Probing the N=104 midshell region for the r process via precision mass spectrometry of neutron-rich rare-earth isotopes with the JYFLTRAP double Penning trap

TL;DR

This study provides high-precision mass measurements of neutron-rich rare-earth isotopes near N=104, refining r-process models and revealing differences from previous mass evaluations, with implications for astrophysical nucleosynthesis.

Contribution

First high-precision mass measurements of several neutron-rich rare-earth isotopes near N=104, improving constraints on r-process nucleosynthesis models.

Findings

New mass values for $^{169}$Tb, $^{170}$Dy, $^{171}$Dy, $^{169}$Dy, and $^{169-171}$Ho.

Resolved isomeric states in $^{170}$Ho with excitation energy 150.8 keV.

Updated r-process abundance calculations showing a steeper minimum at A=170, differing by 15-30% from previous models.

Abstract

We have performed high-precision mass measurements of neutron-rich rare-earth Tb, Dy and Ho isotopes using the Phase-Imaging Ion-Cyclotron-Resonance technique at the JYFLTRAP double Penning trap.

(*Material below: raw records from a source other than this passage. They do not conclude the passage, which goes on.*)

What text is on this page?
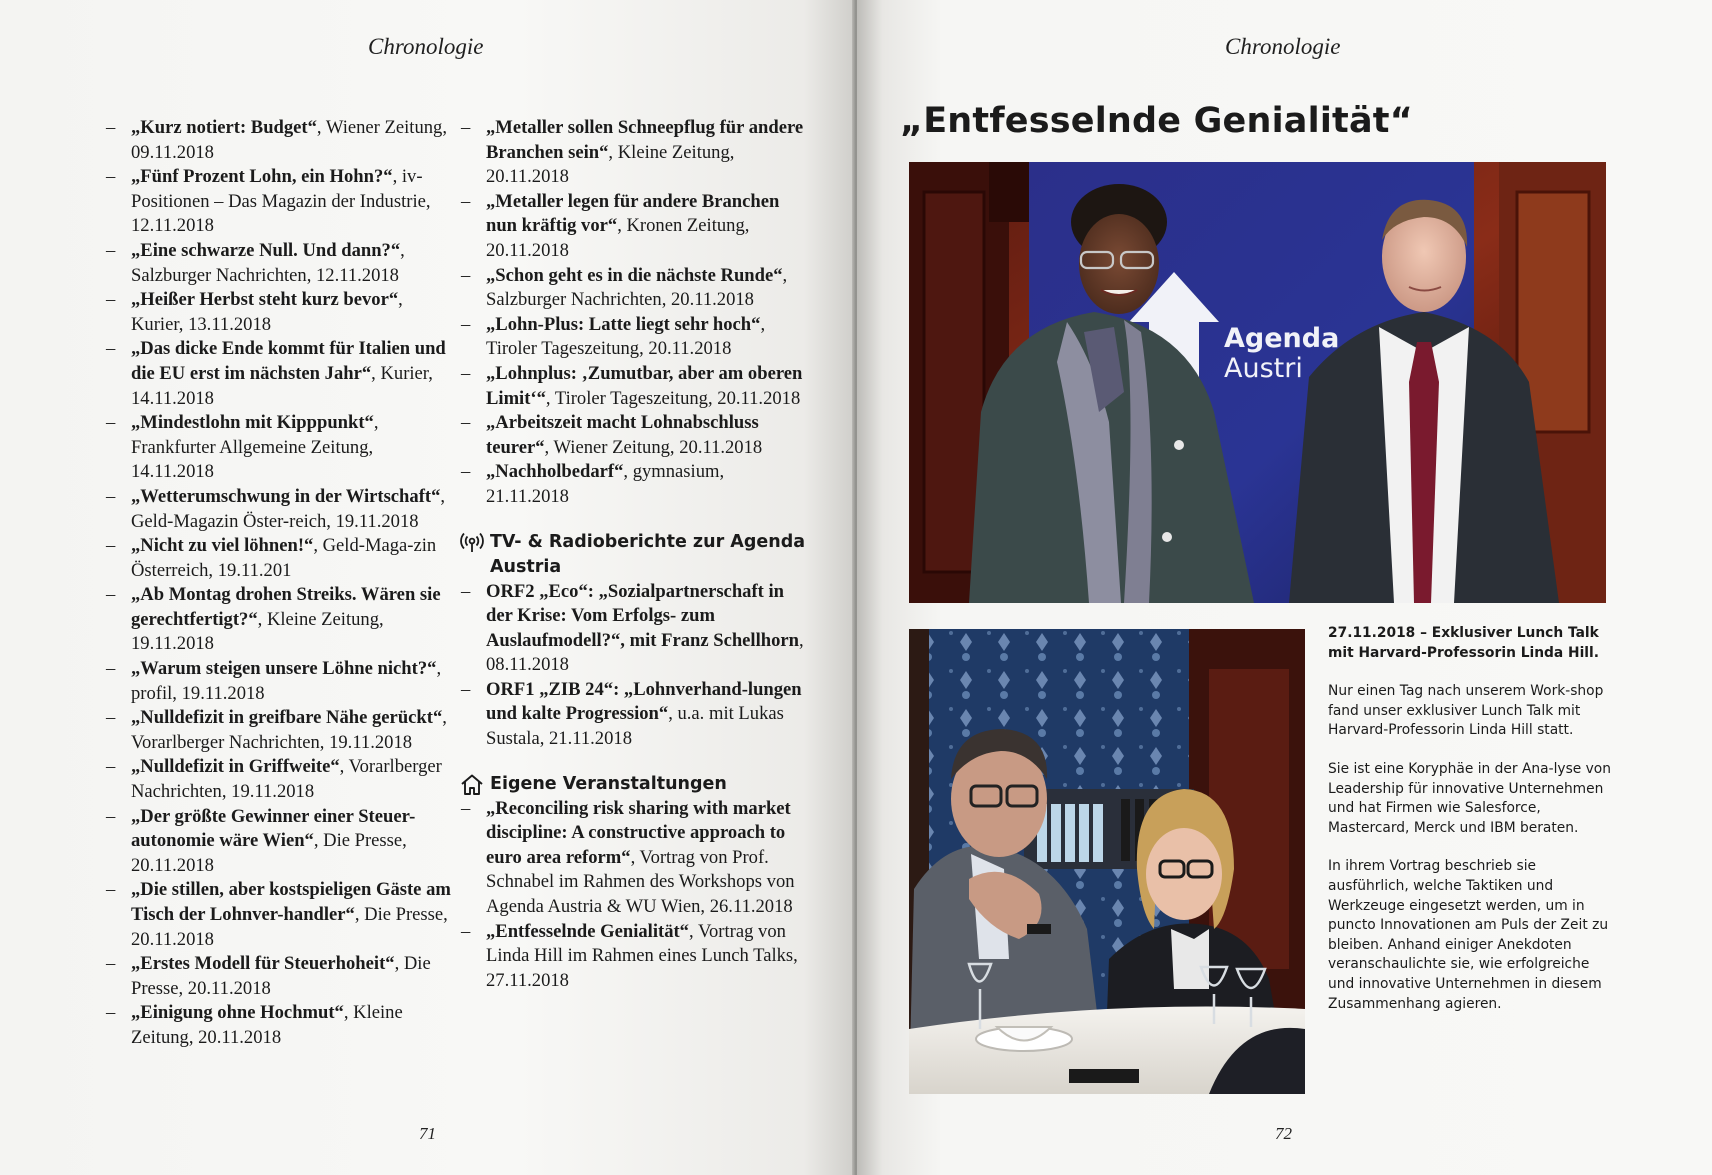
Chronologie
– „Kurz notiert: Budget“, Wiener Zeitung, 09.11.2018
– „Fünf Prozent Lohn, ein Hohn?“, iv-Positionen – Das Magazin der Industrie, 12.11.2018
– „Eine schwarze Null. Und dann?“, Salzburger Nachrichten, 12.11.2018
– „Heißer Herbst steht kurz bevor“, Kurier, 13.11.2018
– „Das dicke Ende kommt für Italien und die EU erst im nächsten Jahr“, Kurier, 14.11.2018
– „Mindestlohn mit Kipppunkt“, Frankfurter Allgemeine Zeitung, 14.11.2018
– „Wetterumschwung in der Wirtschaft“, Geld-Magazin Öster-reich, 19.11.2018
– „Nicht zu viel löhnen!“, Geld-Maga-zin Österreich, 19.11.201
– „Ab Montag drohen Streiks. Wären sie gerechtfertigt?“, Kleine Zeitung, 19.11.2018
– „Warum steigen unsere Löhne nicht?“, profil, 19.11.2018
– „Nulldefizit in greifbare Nähe gerückt“, Vorarlberger Nachrichten, 19.11.2018
– „Nulldefizit in Griffweite“, Vorarlberger Nachrichten, 19.11.2018
– „Der größte Gewinner einer Steuer-autonomie wäre Wien“, Die Presse, 20.11.2018
– „Die stillen, aber kostspieligen Gäste am Tisch der Lohnver-handler“, Die Presse, 20.11.2018
– „Erstes Modell für Steuerhoheit“, Die Presse, 20.11.2018
– „Einigung ohne Hochmut“, Kleine Zeitung, 20.11.2018
– „Metaller sollen Schneepflug für andere Branchen sein“, Kleine Zeitung, 20.11.2018
– „Metaller legen für andere Branchen nun kräftig vor“, Kronen Zeitung, 20.11.2018
– „Schon geht es in die nächste Runde“, Salzburger Nachrichten, 20.11.2018
– „Lohn-Plus: Latte liegt sehr hoch“, Tiroler Tageszeitung, 20.11.2018
– „Lohnplus: ‚Zumutbar, aber am oberen Limit‘“, Tiroler Tageszeitung, 20.11.2018
– „Arbeitszeit macht Lohnabschluss teurer“, Wiener Zeitung, 20.11.2018
– „Nachholbedarf“, gymnasium, 21.11.2018
TV- & Radioberichte zur Agenda Austria
– ORF2 „Eco“: „Sozialpartnerschaft in der Krise: Vom Erfolgs- zum Auslaufmodell?“, mit Franz Schellhorn, 08.11.2018
– ORF1 „ZIB 24“: „Lohnverhand-lungen und kalte Progression“, u.a. mit Lukas Sustala, 21.11.2018
Eigene Veranstaltungen
– „Reconciling risk sharing with market discipline: A constructive approach to euro area reform“, Vortrag von Prof. Schnabel im Rahmen des Workshops von Agenda Austria & WU Wien, 26.11.2018
– „Entfesselnde Genialität“, Vortrag von Linda Hill im Rahmen eines Lunch Talks, 27.11.2018
71
Chronologie
„Entfesselnde Genialität“
Agenda
Austri

27.11.2018 – Exklusiver Lunch Talk mit Harvard-Professorin Linda Hill.

Nur einen Tag nach unserem Work-shop fand unser exklusiver Lunch Talk mit Harvard-Professorin Linda Hill statt.

Sie ist eine Koryphäe in der Ana-lyse von Leadership für innovative Unternehmen und hat Firmen wie Salesforce, Mastercard, Merck und IBM beraten.

In ihrem Vortrag beschrieb sie ausführlich, welche Taktiken und Werkzeuge eingesetzt werden, um in puncto Innovationen am Puls der Zeit zu bleiben. Anhand einiger Anekdoten veranschaulichte sie, wie erfolgreiche und innovative Unternehmen in diesem Zusammenhang agieren.

72
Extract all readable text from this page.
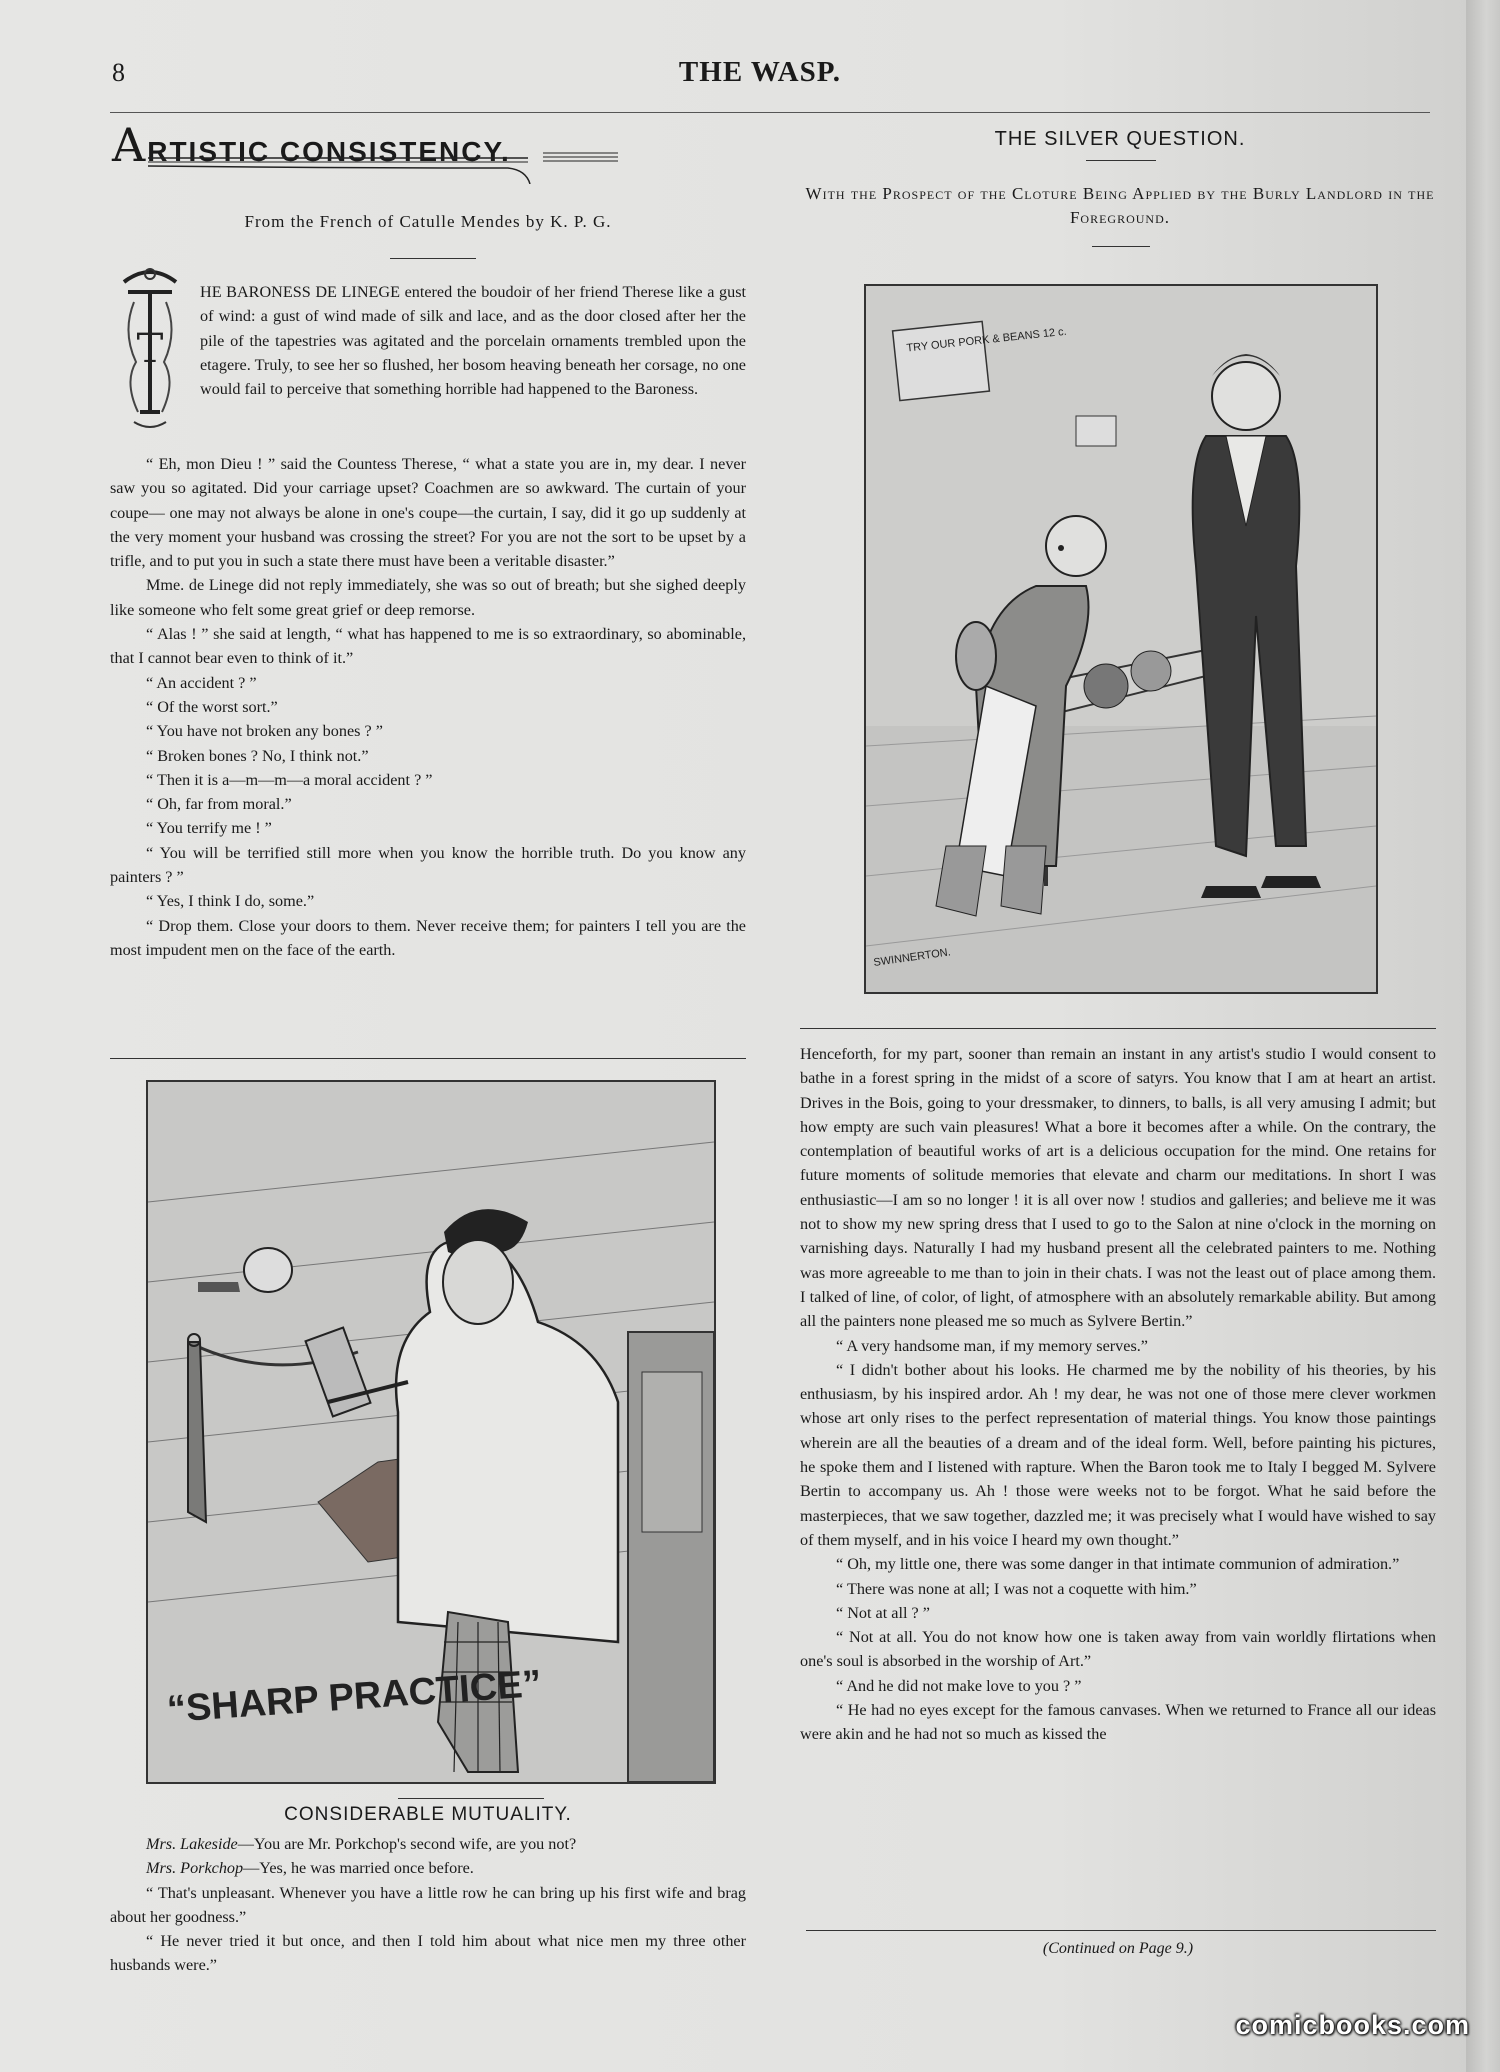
8	THE WASP.
ARTISTIC CONSISTENCY.
From the French of Catulle Mendes by K. P. G.
T
HE BARONESS DE LINEGE entered the boudoir of her friend Therese like a gust of wind: a gust of wind made of silk and lace, and as the door closed after her the pile of the tapestries was agitated and the porcelain ornaments trembled upon the etagere. Truly, to see her so flushed, her bosom heaving beneath her corsage, no one would fail to perceive that something horrible had happened to the Baroness.

“ Eh, mon Dieu ! ” said the Countess Therese, “ what a state you are in, my dear. I never saw you so agitated. Did your carriage upset? Coachmen are so awkward. The curtain of your coupe— one may not always be alone in one's coupe—the curtain, I say, did it go up suddenly at the very moment your husband was crossing the street? For you are not the sort to be upset by a trifle, and to put you in such a state there must have been a veritable disaster.”

Mme. de Linege did not reply immediately, she was so out of breath; but she sighed deeply like someone who felt some great grief or deep remorse.

“ Alas ! ” she said at length, “ what has happened to me is so extraordinary, so abominable, that I cannot bear even to think of it.”

“ An accident ? ”

“ Of the worst sort.”

“ You have not broken any bones ? ”

“ Broken bones ? No, I think not.”

“ Then it is a—m—m—a moral accident ? ”

“ Oh, far from moral.”

“ You terrify me ! ”

“ You will be terrified still more when you know the horrible truth. Do you know any painters ? ”

“ Yes, I think I do, some.”

“ Drop them. Close your doors to them. Never receive them; for painters I tell you are the most impudent men on the face of the earth.

“SHARP PRACTICE”
CONSIDERABLE MUTUALITY.

Mrs. Lakeside—You are Mr. Porkchop's second wife, are you not?

Mrs. Porkchop—Yes, he was married once before.

“ That's unpleasant. Whenever you have a little row he can bring up his first wife and brag about her goodness.”

“ He never tried it but once, and then I told him about what nice men my three other husbands were.”

THE SILVER QUESTION.
With the Prospect of the Cloture Being Applied by the Burly Landlord in the Foreground.
TRY OUR PORK & BEANS 12 c.
SWINNERTON.

Henceforth, for my part, sooner than remain an instant in any artist's studio I would consent to bathe in a forest spring in the midst of a score of satyrs. You know that I am at heart an artist. Drives in the Bois, going to your dressmaker, to dinners, to balls, is all very amusing I admit; but how empty are such vain pleasures! What a bore it becomes after a while. On the contrary, the contemplation of beautiful works of art is a delicious occupation for the mind. One retains for future moments of solitude memories that elevate and charm our meditations. In short I was enthusiastic—I am so no longer ! it is all over now ! studios and galleries; and believe me it was not to show my new spring dress that I used to go to the Salon at nine o'clock in the morning on varnishing days. Naturally I had my husband present all the celebrated painters to me. Nothing was more agreeable to me than to join in their chats. I was not the least out of place among them. I talked of line, of color, of light, of atmosphere with an absolutely remarkable ability. But among all the painters none pleased me so much as Sylvere Bertin.”

“ A very handsome man, if my memory serves.”

“ I didn't bother about his looks. He charmed me by the nobility of his theories, by his enthusiasm, by his inspired ardor. Ah ! my dear, he was not one of those mere clever workmen whose art only rises to the perfect representation of material things. You know those paintings wherein are all the beauties of a dream and of the ideal form. Well, before painting his pictures, he spoke them and I listened with rapture. When the Baron took me to Italy I begged M. Sylvere Bertin to accompany us. Ah ! those were weeks not to be forgot. What he said before the masterpieces, that we saw together, dazzled me; it was precisely what I would have wished to say of them myself, and in his voice I heard my own thought.”

“ Oh, my little one, there was some danger in that intimate communion of admiration.”

“ There was none at all; I was not a coquette with him.”

“ Not at all ? ”

“ Not at all. You do not know how one is taken away from vain worldly flirtations when one's soul is absorbed in the worship of Art.”

“ And he did not make love to you ? ”

“ He had no eyes except for the famous canvases. When we returned to France all our ideas were akin and he had not so much as kissed the

(Continued on Page 9.)
comicbooks.com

We report on the first experimentally determined mass values for $^{169}$Tb, $^{170}$Dy and $^{171}$Dy, as well as the first high-precision mass measurements of $^{169}$Dy and $^{169\text{-}171}$Ho. For $^{170}$Ho, the two long-lived ground and isomeric states were resolved and their mass measured, yielding an isomer excitation energy of $E_\text{exc}=150.8(54)$~keV. In addition, we have performed independent crosschecks of previous Penning-trap values obtained for $^{167\text{,} 168}$Tb and $^{167\text{,} 168}$Dy. We have extended the systematics of two-neutron separation energies to the neutron midshell at $N=104$ in all of the studied isotopic chains. Our updated and new mass measurements provide better mass-related constraints for the neutron-capture reaction rates relevant to the astrophysical rapid neutron capture (r) process. The r-process abundances calculated with the new mass values seem to produce a steeper minimum at A=170 and differ by around 15-30\% from the abundances computed with the Atomic Mass Evaluation 2020 values.